Combinatorial Complex Score-based Diffusion Modelling through Stochastic Differential Equations
Adrien Carrel
TL;DR
This work tackles the challenge of generative modeling for complex topologies by introducing Combinatorial Complex Score-based Diffusion (CCSD), a unified framework that treats generation through stochastic differential equations to produce combinatorial complexes (CCs) rather than only graphs. CCSD extends score-based diffusion to higher-order topologies via lifting procedures (loop-based and path-based) that map graphs into CCs, enabling the generation of hypergraphs and simplicial-like structures while preserving higher-order relations. The framework defines forward diffusion on CC components, learns partial score functions with dedicated neural architectures, and uses reverse-time SDEs or probability-flow ODEs for sampling, including conditional sampling and imputation. The authors provide a theoretical basis for CC representations (Dimension-Constrained CCs and FCCs), present novel CC-specific score networks and Hodge-based metrics, and deliver a Python library to train and sample CCs.
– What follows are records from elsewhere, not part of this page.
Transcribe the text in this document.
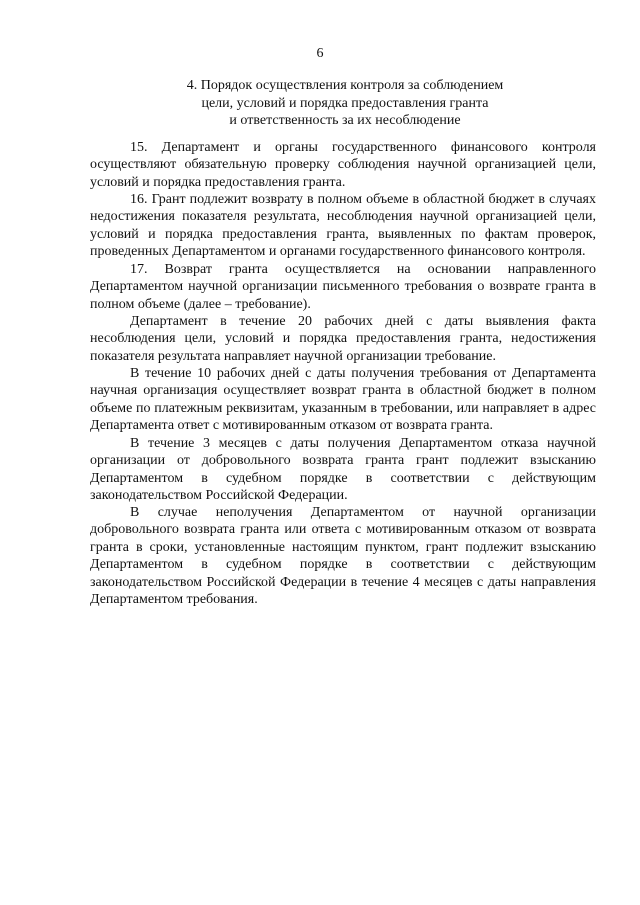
6
4. Порядок осуществления контроля за соблюдением
цели, условий и порядка предоставления гранта
и ответственность за их несоблюдение

15. Департамент и органы государственного финансового контроля осуществляют обязательную проверку соблюдения научной организацией цели, условий и порядка предоставления гранта.

16. Грант подлежит возврату в полном объеме в областной бюджет в случаях недостижения показателя результата, несоблюдения научной организацией цели, условий и порядка предоставления гранта, выявленных по фактам проверок, проведенных Департаментом и органами государственного финансового контроля.

17. Возврат гранта осуществляется на основании направленного Департаментом научной организации письменного требования о возврате гранта в полном объеме (далее – требование).

Департамент в течение 20 рабочих дней с даты выявления факта несоблюдения цели, условий и порядка предоставления гранта, недостижения показателя результата направляет научной организации требование.

В течение 10 рабочих дней с даты получения требования от Департамента научная организация осуществляет возврат гранта в областной бюджет в полном объеме по платежным реквизитам, указанным в требовании, или направляет в адрес Департамента ответ с мотивированным отказом от возврата гранта.

В течение 3 месяцев с даты получения Департаментом отказа научной организации от добровольного возврата гранта грант подлежит взысканию Департаментом в судебном порядке в соответствии с действующим законодательством Российской Федерации.

В случае неполучения Департаментом от научной организации добровольного возврата гранта или ответа с мотивированным отказом от возврата гранта в сроки, установленные настоящим пунктом, грант подлежит взысканию Департаментом в судебном порядке в соответствии с действующим законодательством Российской Федерации в течение 4 месяцев с даты направления Департаментом требования.
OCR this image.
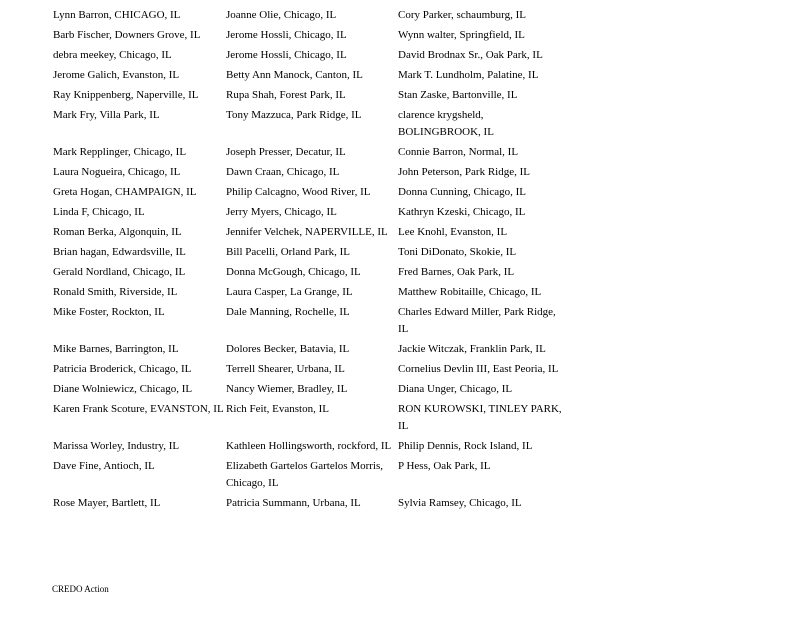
Lynn Barron, CHICAGO, IL	Joanne Olie, Chicago, IL	Cory Parker, schaumburg, IL
Barb Fischer, Downers Grove, IL	Jerome Hossli, Chicago, IL	Wynn walter, Springfield, IL
debra meekey, Chicago, IL	Jerome Hossli, Chicago, IL	David Brodnax Sr., Oak Park, IL
Jerome Galich, Evanston, IL	Betty Ann Manock, Canton, IL	Mark T. Lundholm, Palatine, IL
Ray Knippenberg, Naperville, IL	Rupa Shah, Forest Park, IL	Stan Zaske, Bartonville, IL
Mark Fry, Villa Park, IL	Tony Mazzuca, Park Ridge, IL	clarence krygsheld, BOLINGBROOK, IL
Mark Repplinger, Chicago, IL	Joseph Presser, Decatur, IL	Connie Barron, Normal, IL
Laura Nogueira, Chicago, IL	Dawn Craan, Chicago, IL	John Peterson, Park Ridge, IL
Greta Hogan, CHAMPAIGN, IL	Philip Calcagno, Wood River, IL	Donna Cunning, Chicago, IL
Linda F, Chicago, IL	Jerry Myers, Chicago, IL	Kathryn Kzeski, Chicago, IL
Roman Berka, Algonquin, IL	Jennifer Velchek, NAPERVILLE, IL	Lee Knohl, Evanston, IL
Brian hagan, Edwardsville, IL	Bill Pacelli, Orland Park, IL	Toni DiDonato, Skokie, IL
Gerald Nordland, Chicago, IL	Donna McGough, Chicago, IL	Fred Barnes, Oak Park, IL
Ronald Smith, Riverside, IL	Laura Casper, La Grange, IL	Matthew Robitaille, Chicago, IL
Mike Foster, Rockton, IL	Dale Manning, Rochelle, IL	Charles Edward Miller, Park Ridge, IL
Mike Barnes, Barrington, IL	Dolores Becker, Batavia, IL	Jackie Witczak, Franklin Park, IL
Patricia Broderick, Chicago, IL	Terrell Shearer, Urbana, IL	Cornelius Devlin III, East Peoria, IL
Diane Wolniewicz, Chicago, IL	Nancy Wiemer, Bradley, IL	Diana Unger, Chicago, IL
Karen Frank Scoture, EVANSTON, IL	Rich Feit, Evanston, IL	RON KUROWSKI, TINLEY PARK, IL
Marissa Worley, Industry, IL	Kathleen Hollingsworth, rockford, IL	Philip Dennis, Rock Island, IL
Dave Fine, Antioch, IL	Elizabeth Gartelos Gartelos Morris, Chicago, IL	P Hess, Oak Park, IL
Rose Mayer, Bartlett, IL	Patricia Summann, Urbana, IL	Sylvia Ramsey, Chicago, IL
CREDO Action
Empirically, CCSD achieves competitive performance on molecule and graph generation tasks and demonstrates promising capabilities for higher-order objects, supported by a public software package and extensive evaluation metrics tailored to CCs.
Abstract
Graph structures offer a versatile framework for representing diverse patterns in nature and complex systems, applicable across domains like molecular chemistry, social networks, and transportation systems. While diffusion models have excelled in generating various objects, generating graphs remains challenging. This thesis explores the potential of score-based generative models in generating such objects through a modelization as combinatorial complexes, which are powerful topological structures that encompass higher-order relationships. In this thesis, we propose a unified framework by employing stochastic differential equations. We not only generalize the generation of complex objects such as graphs and hypergraphs, but we also unify existing generative modelling approaches such as Score Matching with Langevin dynamics and Denoising Diffusion Probabilistic Models. This innovation overcomes limitations in existing frameworks that focus solely on graph generation, opening up new possibilities in generative AI. The experiment results showed that our framework could generate these complex objects, and could also compete against state-of-the-art approaches for mere graph and molecule generation tasks.